Gubernur BI Agus DW Martowardojo mengatakan, kesepakatan pertama yakni, menerapkan kebijakan satu peta dan satu desain kapal (one map and one ship design policy) untuk mendukung berkembangnya industri perkapalan sebagai backbone di industri maritim.
“Sehingga industri maritim dapat memainkan perannya sebagai fondasi pengembangan industri perikanan, industri pelayaran, dan industri pariwisata,” ujar Agus di Batam, Jumat, 12 Agustus 2016.
Kedua, mengintegrasikan strategi pengembangan infrastruktur logistik dengan pengembangan wilayah untuk mendukung konektivitas antar wilayah industri, permukiman, dan simpul-simpul transportasi perdagangan ekspor impor atau antar pulau antara lain yang akan dikembangkan di dalam buku putih pengembangan kemaritiman.
“Ketiga, memperkuat sinergi dan strategi kebijakan karena pengembangan maritim bersifat lintas sektor yang mencakup perkapalan, pelayaran, perikanan, dan pariwisata,” tukasnya.
Lalu keempat, lanjut dia, memperkuat asas cabotage dengan penerapan program beyond cabotage secara bertahap, termasuk menjajaki skema insentif fiskal yang diperlukan, sebagai bagian dari upaya mendorong industri pelayaran nasional dan mengurangi defisit neraca jasa.
“Kelima, memperkuat strategi pengembangan industri dan komoditas unggulan daerah dan nasional untuk mendukung pengembangan industri maritim sehingga mampu saling mengisi dengan mengoptimalkan kapasitas angkut industri pelayaran,” ucap Agus.
Keenam, mempercepat peningkatan kualitas infrastruktur kelembagaan melalui reformasi birokasi, khususnya melalui implementasi layanan publik dan sistem pemerintah berbasis elektronik (e-government, e-budgeting), serta peningkatan kapasitas Aparatur Sipil Negara (ASN) di tingkat pusat dan daerah.
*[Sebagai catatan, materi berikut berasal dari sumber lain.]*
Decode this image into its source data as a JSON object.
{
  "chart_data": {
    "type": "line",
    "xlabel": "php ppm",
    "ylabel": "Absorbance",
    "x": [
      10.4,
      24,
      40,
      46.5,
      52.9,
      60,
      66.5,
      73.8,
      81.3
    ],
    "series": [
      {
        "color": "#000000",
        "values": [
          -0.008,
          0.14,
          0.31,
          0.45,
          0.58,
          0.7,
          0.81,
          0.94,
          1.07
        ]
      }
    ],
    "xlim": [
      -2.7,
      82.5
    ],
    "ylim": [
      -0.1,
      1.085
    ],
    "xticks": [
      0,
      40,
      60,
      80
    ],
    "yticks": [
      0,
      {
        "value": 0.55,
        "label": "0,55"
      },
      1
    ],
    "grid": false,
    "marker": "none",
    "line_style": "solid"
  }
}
“Antara lain dengan memfokuskan pendidikan kedinasan ke pendidikan yang bersifat vokasional (misal: pendidikan kemaritiman),” paparnya.
Selanjutnya, kesepakatan ketujuh dalam Rekda tersebut yakni mendorong percepatan pengembangan pariwisata, khususnya wisata bahari, pemerintah berkomitmen untuk melakukan 3 (tiga) hal. Yakni mengintensifkan promosi pariwisata dan sosialisasi penerbitan aturan mengenai kemudahan kunjungan yacht dan cruise.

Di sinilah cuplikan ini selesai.